Cuando las necesidades inmediatas quedaron satisfechas, nuevas aflicciones hicieron acto de presencia, reclamando su atención.
La desesperación, su antigua némesis, pareció alzarse y preguntar amablemente:
.¿Ahora?
Maia sacudió la cabeza con firmeza.
.Tengo que mantenerme ocupada. No pensar durante un rato.
Se puso a trabajar juntando pesadas cajas y luego montándolas unas encima de otras. El agotador esfuerzo volvió a provocarle oleadas de mareo, que combatió esperando a que pasara antes de volver a comenzar.

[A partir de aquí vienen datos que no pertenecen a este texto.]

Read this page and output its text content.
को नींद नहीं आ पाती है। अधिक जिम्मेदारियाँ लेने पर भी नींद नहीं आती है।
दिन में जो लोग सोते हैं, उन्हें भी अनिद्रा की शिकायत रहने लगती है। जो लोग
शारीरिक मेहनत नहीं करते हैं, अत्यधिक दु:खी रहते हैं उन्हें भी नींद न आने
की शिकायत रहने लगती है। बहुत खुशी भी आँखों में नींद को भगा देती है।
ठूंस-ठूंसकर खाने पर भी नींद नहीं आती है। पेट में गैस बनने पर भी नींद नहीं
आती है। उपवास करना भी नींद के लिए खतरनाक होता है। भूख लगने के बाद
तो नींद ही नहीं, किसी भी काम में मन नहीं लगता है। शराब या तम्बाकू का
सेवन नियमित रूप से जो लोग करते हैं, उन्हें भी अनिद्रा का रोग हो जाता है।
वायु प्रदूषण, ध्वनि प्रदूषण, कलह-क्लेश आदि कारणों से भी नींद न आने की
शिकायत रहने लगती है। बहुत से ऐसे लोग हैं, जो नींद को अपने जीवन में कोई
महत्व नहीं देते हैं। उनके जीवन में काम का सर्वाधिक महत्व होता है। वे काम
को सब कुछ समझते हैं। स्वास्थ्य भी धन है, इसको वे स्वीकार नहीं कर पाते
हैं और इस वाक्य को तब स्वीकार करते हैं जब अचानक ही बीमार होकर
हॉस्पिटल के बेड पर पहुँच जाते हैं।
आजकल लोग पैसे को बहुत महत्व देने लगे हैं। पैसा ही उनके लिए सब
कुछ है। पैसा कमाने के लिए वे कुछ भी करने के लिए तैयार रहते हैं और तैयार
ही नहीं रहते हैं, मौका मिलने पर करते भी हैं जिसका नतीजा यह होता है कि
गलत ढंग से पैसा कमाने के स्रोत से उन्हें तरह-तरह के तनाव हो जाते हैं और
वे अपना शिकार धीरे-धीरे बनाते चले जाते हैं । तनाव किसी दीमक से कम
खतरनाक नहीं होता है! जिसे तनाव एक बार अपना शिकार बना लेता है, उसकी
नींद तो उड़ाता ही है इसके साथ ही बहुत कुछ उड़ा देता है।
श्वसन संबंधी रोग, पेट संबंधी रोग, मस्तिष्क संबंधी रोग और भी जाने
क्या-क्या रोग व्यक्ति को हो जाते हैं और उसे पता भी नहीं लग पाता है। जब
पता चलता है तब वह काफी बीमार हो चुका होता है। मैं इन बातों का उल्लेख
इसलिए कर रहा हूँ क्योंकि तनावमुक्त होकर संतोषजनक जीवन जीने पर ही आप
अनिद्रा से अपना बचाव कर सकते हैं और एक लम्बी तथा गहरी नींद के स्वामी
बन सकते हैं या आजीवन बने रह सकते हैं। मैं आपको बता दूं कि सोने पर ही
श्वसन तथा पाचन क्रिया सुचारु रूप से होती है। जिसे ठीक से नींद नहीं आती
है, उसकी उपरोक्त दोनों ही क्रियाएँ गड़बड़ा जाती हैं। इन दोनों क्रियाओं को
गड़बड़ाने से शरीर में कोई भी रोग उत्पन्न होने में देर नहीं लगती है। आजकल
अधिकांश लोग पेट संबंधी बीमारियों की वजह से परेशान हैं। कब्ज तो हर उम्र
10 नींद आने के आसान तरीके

Finalmente, bajo la alta ventana se alzó una pirámide improvisada. Tras subirse a la última fila de alfombras dobladas, Maia pudo por fin asomarse a la estrecha rendija y ver una enorme extensión de pradera que comenzaba justo bajo ella, al pie de la muralla cortada a pico. El agujero parecía demasiado estrecho para pasar a través de él, pero de conseguirlo, habría hecho falta todo un almacén de alfombras y cortinas, atadas unas con otras, para fabricar una cuerda lo bastante grande con la que alcanzar el suelo del valle. Esta habitación tal vez no había sido diseñada como prisión, pero hacía muy bien esa función.
.Pensar que solía soñar con ver el interior de un santuario masculino, pensó Maia con ironía, y se bajó.
Intentó abrir un par de cajas, pero no lo consiguió. Logró en cambio desenrollar algunas alfombras para improvisar una especie de cama (más parecida a un nido) en una esquina. Su estómago gruñó. Bebió y volvió a utilizar el bacín. Aparte de eso, no parecía quedar mucho que hacer.